During the Quasi-War (1798-1800), Hamilton pushed for all-out hostilities with France and used his cabinet connections to gain the appointment as second in command under Washington of an army created to fight the French. Since the aging father of his country was not expected to take to the field, Hamilton was for all intents and purposes the general in charge of the U.S. Army. When President Adams sought to defuse the crisis with France, Hamilton and his minions strove to delay negotiations. In 1800 political tension between Adams and Hamilton reached the boiling point. Hamilton again sought to outmaneuver Adams on the ballot, hoping to replace him with Charles Cotesworth Pinckney. When Adams got wind of this effort after the crucial electoral defeat in New York in May, the second president finally took firm control of his cabinet and got rid of Hamilton's supporters. Hamilton, in turn, wrote a pamphlet for private circulation that attacked Adams, declaring the president had "great intrinsic defects in his character, which unfit him for the office of Chief Magistrate." This letter became public, and the internal bickering within the Federalist Party contributed to its defeat in the election of 1800. Hamilton played a backstage role in the final settlement of that election, which was decided in the House of Representatives when Jefferson and Aaron Burr tied for electoral votes.

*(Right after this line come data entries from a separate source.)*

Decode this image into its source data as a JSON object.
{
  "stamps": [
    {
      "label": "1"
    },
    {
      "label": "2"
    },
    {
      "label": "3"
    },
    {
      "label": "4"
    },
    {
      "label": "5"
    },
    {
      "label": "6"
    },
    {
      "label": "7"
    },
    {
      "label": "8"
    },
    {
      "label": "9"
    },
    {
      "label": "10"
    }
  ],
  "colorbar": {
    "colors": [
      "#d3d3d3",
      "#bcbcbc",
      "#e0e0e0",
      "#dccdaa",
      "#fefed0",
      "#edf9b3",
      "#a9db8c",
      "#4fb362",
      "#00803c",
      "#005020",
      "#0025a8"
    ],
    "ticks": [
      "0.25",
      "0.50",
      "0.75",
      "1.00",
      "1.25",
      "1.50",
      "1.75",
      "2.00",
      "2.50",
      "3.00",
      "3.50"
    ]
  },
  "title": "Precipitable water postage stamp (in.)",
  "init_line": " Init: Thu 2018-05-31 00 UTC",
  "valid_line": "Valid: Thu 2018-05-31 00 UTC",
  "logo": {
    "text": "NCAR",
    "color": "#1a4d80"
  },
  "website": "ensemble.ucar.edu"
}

Animosity between Burr and Hamilton grew over the next few years. When Burr ran for governor of New York in 1804, he sought support from members of the Federalist Party flirting with the idea of New England and New York seceding from the United States. Hamilton, who believed strongly in the union's importance, opposed Burr and attacked his character by referring to him as "a profligate" and a "voluptuary in the extreme" who would ruin any man who followed him. After losing the election, Burr challenged Hamilton to a duel, which was fought at Weehawken, New Jersey, on July 11, 1804. The details of the duel remain hazy because of contradictory testimony. It is likely that Hamilton did not fire his pistol at Burr, but that it went off involuntarily as he was shot with a mortal wound by Burr. Hamilton died the next day at the age of 49. His death was lamented nationally, and Burr was forced to flee. Hamilton was buried in Trinity Churchyard in New York City.

 

Bibliography:

1)         Ron Chernow, Alexander Hamilton (New York: Penguin Press, 2004)

2)         Jacob Earnest Cooke, Alexander Hamilton (New York: Scribners, 1982)

3)         Joseph Ellis, Founding Brothers (New York: Knopf, 2000)

4)         Broadus Mitchell, Alexander Hamilton: A Concise Biography (New York: Oxford University Press, 1976).